City Manager Michael Bornstein did not respond to a request for comment.

The Gulfstream Hotel project would transform the 106-room downtown hotel, built in 1925, into an 87-room hotel with a downstairs restaurant, a champagne room and a rooftop sky bar while also building a five-story hotel annex to be branded by the Curio Collection, an upscale Hilton Hotel brand.

CDS Gulfstream had owned 51 percent of the project and was starting to arrange financing for it last year. It sued HH Gulfstream on Dec. 22, claiming a breach of the operating agreement.

In a Palm Beach County Circuit Court filing, CDS said HH failed to meet obligations to close on the deal to buy the site on Dec. 20 and that HH had more than $2.9 million available to do it.

CDS said HH was either unwilling or unable to buy CDS’ interest in the project.

HH filed a counter-suit in early January, saying HH had an operating agreement with CDS for a buy/sell provision.

CDS filed another lawsuit in March, saying Michael and south Florida developer Andrew Greenbaum used a variety of legal entities to commit fraud. The suit said both have run a business that affects interstate commerce through racketeering.

Michael, last month, said the filing was a litigation strategy to get them to the negotiating table. “Were we to defend against these salacious allegations, we have no doubt we would prevail,” he said.

The hotel has been the target of numerous lawsuits and complaints the past few years.

A suit was filed in 2016 over building heights by former City Commissioner Jo-Ann Golden and two others.

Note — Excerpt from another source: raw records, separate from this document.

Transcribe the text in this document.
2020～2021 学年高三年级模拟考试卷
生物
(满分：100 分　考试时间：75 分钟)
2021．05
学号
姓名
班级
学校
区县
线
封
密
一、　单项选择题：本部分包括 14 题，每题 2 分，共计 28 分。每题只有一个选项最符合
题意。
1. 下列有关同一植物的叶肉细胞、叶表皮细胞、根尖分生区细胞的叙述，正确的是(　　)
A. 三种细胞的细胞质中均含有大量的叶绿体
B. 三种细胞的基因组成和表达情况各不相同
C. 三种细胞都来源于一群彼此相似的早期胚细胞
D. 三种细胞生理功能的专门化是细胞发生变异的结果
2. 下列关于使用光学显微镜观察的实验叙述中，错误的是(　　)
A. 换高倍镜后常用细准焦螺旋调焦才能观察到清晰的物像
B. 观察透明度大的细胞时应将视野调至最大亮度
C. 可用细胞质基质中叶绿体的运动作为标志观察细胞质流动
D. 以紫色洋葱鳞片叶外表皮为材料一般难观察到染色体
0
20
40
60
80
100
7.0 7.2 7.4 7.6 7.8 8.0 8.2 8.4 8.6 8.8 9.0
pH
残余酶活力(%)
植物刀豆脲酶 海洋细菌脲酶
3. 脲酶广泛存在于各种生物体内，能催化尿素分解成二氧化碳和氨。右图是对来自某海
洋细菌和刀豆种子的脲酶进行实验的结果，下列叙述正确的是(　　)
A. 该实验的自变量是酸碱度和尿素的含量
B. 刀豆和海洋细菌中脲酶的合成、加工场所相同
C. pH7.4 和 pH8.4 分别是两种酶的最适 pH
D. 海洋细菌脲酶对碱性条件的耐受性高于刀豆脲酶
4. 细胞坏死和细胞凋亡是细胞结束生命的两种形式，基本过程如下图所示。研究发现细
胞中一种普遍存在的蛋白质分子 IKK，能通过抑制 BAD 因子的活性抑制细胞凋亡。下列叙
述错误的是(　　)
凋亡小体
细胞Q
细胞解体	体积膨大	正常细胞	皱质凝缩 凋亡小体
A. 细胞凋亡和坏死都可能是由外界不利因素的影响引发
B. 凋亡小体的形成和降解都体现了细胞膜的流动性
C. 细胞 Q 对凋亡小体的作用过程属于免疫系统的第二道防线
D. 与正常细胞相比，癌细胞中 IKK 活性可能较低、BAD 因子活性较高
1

In January 2017, Michael said he was considering selling the site, claiming city officials weren’t doing enough to attract more investment in the city. “I’m a long-term investor, and we want to be part of a city that is moving forward,” Michael said at the time. “It’s not just about our investment. It’s important that investors follow us, and I feel that Lake Worth isn’t promoting that.”

As for why the project didn’t work out for Michael, he declined to give a reason. “It was delayed, but I’m confident it will work out and it will be built. I want to see this hotel open because it’s important for Lake Worth.”